The president continues to assert the power to execute even US citizens abroad without any process except what the national security state chooses and that will be hidden from public scrutiny.

The invocation of terror, like the invocation of communism, has skewed the balance in the courts as well.

e.g:    Bret Barsey - arrested while protesting President Bush outside the Columbia airport for violating an unannounced “restrictive zone” surrounding the president who had yet to arrive. Thereafter protesters were required to confine themselves to so-called free speech zones that isolated and marginalized their protest.

United for Peace and Justice was denied a march down 1st avenue and the UN to protest the Iraq war and this was upheld by the courts, all in the name of protecting us from terrorism.  When UFPJ sought the use of the great lawn in Central Part, the traditional location for large demonstrations, the judge while acknowledging that fact and that the First Amendment was still in force, nonetheless responded that this was “a new day.”

RNC 2004, Phila, Minneapolis - free speech zones, raids on protesters, undercover operations to disrupt and discredit (remniscent of cointelpro operations against the Black Panthers)  “free speech zones.”

Permanent security state in NYC - a little CIA, headed by the CIA, trained by the CIA, bag searches, surveillance cameras, arrests for taking pictures, infiltration of religious communities.

One of the hallmarks of the constant state of war and one of the gravest threats to democracy itself is secrecy.  While the president promised transparency in government, the justice department repeatedly argues, and usually with success, that the courts are not open to cases that might reveal “state secrets.”  And we’re not talking about how to make a nuclear weapon, but virtually anything that the intelligence community does (e.g. extraordinary rendition) or that might reveal or harm our relations with other governments. Every law student learns the first leading case in the Supreme Court, Marbury v. Madison, which teaches that where there is a right under our system of law, there is a remedy.  Yet in the new paradigm, though the bill of rights may be violated, there is no remedy in the courts of the united states. . A right without a remedy is no right at all.  And look at the efforts of this government to prosecute Julian Acing for helping to reveal the kind of important information that citizens in a supposedly free society need to judge their government (of the people and by the people) and their political leaders.  

One other war that should not be ignored and that has fostered its own commercial lobby is the War on Drugs and the prison-industrial complex.  This has been one of the greatest threats to civil liberties in the past several decades (one aspect of which was characterized by one justice as the “drug” exception to the 4th amendment).  The hidden horror of mass incarceration has followed and the result, in part has been the development of what one wise observer and law professor has called the “New Jim Crow.”
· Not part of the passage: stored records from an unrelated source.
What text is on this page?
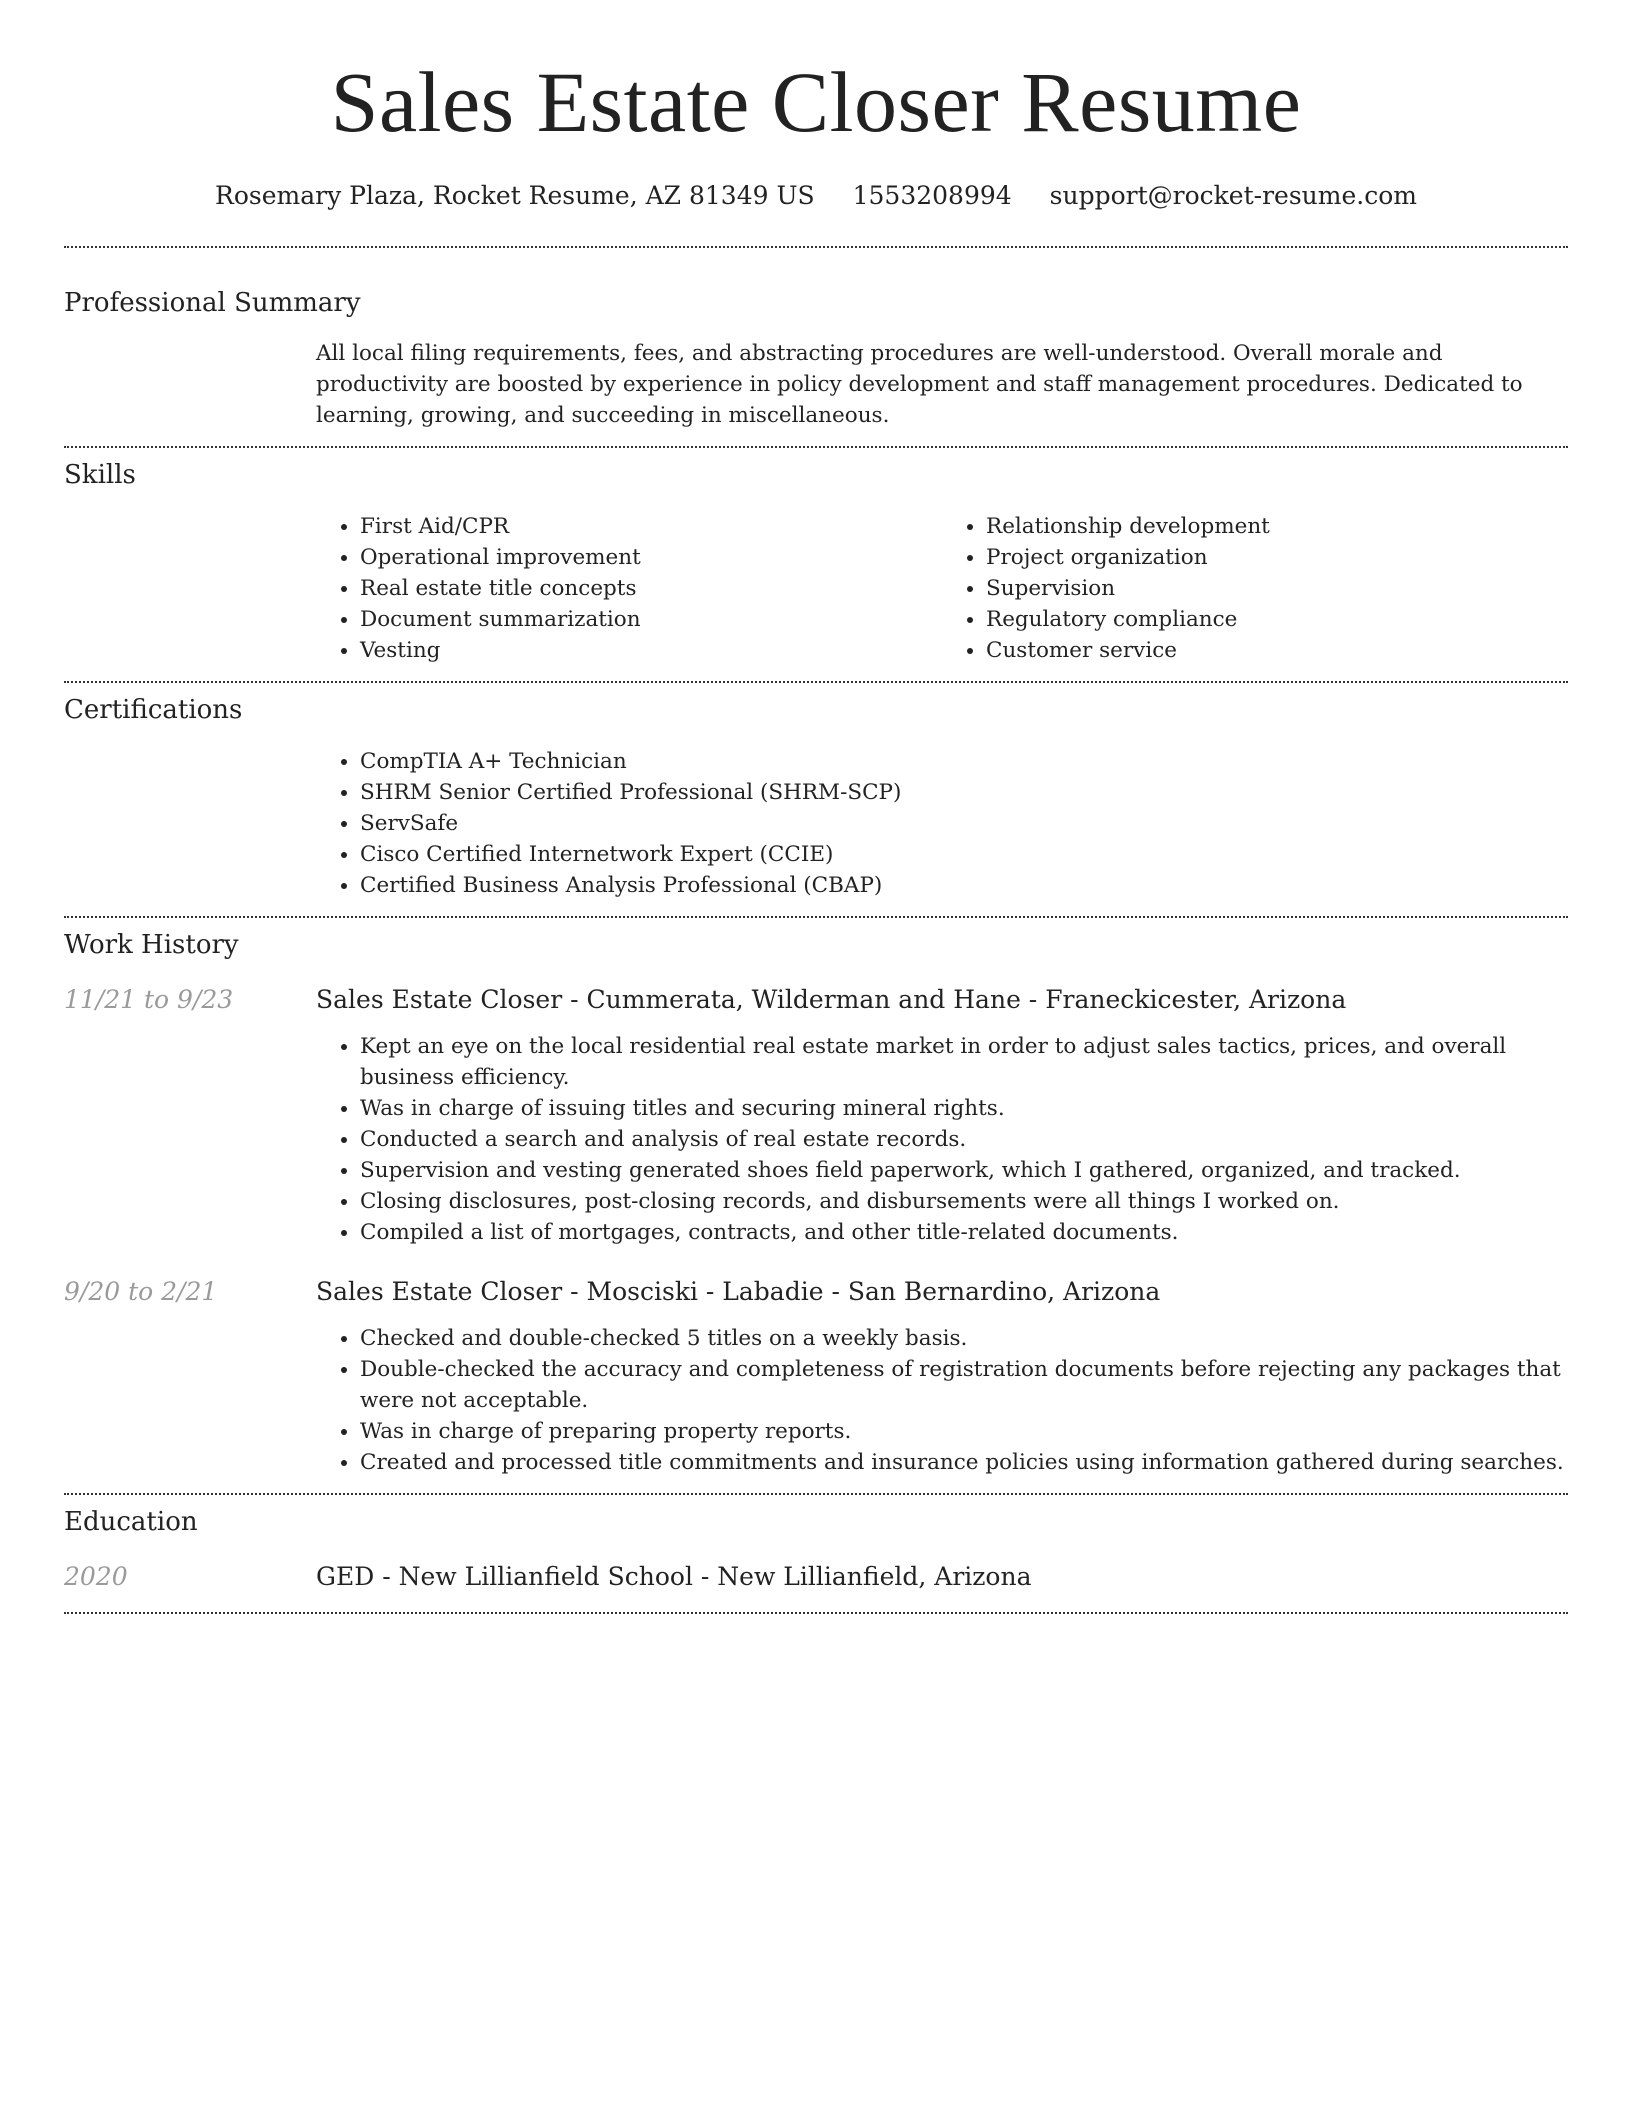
Sales Estate Closer Resume
Rosemary Plaza, Rocket Resume, AZ 81349 US 1553208994 support@rocket-resume.com
Professional Summary

All local filing requirements, fees, and abstracting procedures are well-understood. Overall morale and productivity are boosted by experience in policy development and staff management procedures. Dedicated to learning, growing, and succeeding in miscellaneous.

Skills
• First Aid/CPR
• Operational improvement
• Real estate title concepts
• Document summarization
• Vesting
• Relationship development
• Project organization
• Supervision
• Regulatory compliance
• Customer service
Certifications
• CompTIA A+ Technician
• SHRM Senior Certified Professional (SHRM-SCP)
• ServSafe
• Cisco Certified Internetwork Expert (CCIE)
• Certified Business Analysis Professional (CBAP)
Work History
11/21 to 9/23	Sales Estate Closer - Cummerata, Wilderman and Hane - Franeckicester, Arizona
• Kept an eye on the local residential real estate market in order to adjust sales tactics, prices, and overall business efficiency.
• Was in charge of issuing titles and securing mineral rights.
• Conducted a search and analysis of real estate records.
• Supervision and vesting generated shoes field paperwork, which I gathered, organized, and tracked.
• Closing disclosures, post-closing records, and disbursements were all things I worked on.
• Compiled a list of mortgages, contracts, and other title-related documents.
9/20 to 2/21	Sales Estate Closer - Mosciski - Labadie - San Bernardino, Arizona
• Checked and double-checked 5 titles on a weekly basis.
• Double-checked the accuracy and completeness of registration documents before rejecting any packages that were not acceptable.
• Was in charge of preparing property reports.
• Created and processed title commitments and insurance policies using information gathered during searches.
Education
2020	GED - New Lillianfield School - New Lillianfield, Arizona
In past wars, as I have noted, civil liberties has been one of the casualties, but often, when the war was over, we recognized either the error of our ways or that curtailment of liberties was no longer necessary.  Now we face what our politicians (and some of their friends on courts and in the media) call a “war without end,” and we thereby face a threat to our liberties without end.  What is encouraging, however, and as is apparent here, is the fact that so many people refuse to be silent.  After all, neither liberties nor social justice have been or will be achieved or maintained without organized resistance to repression and the demands of the citizenry for social justice.  Peace and liberty will come, at home and abroad, not as the result of the so-called victories of war, but as the result of social justice for all.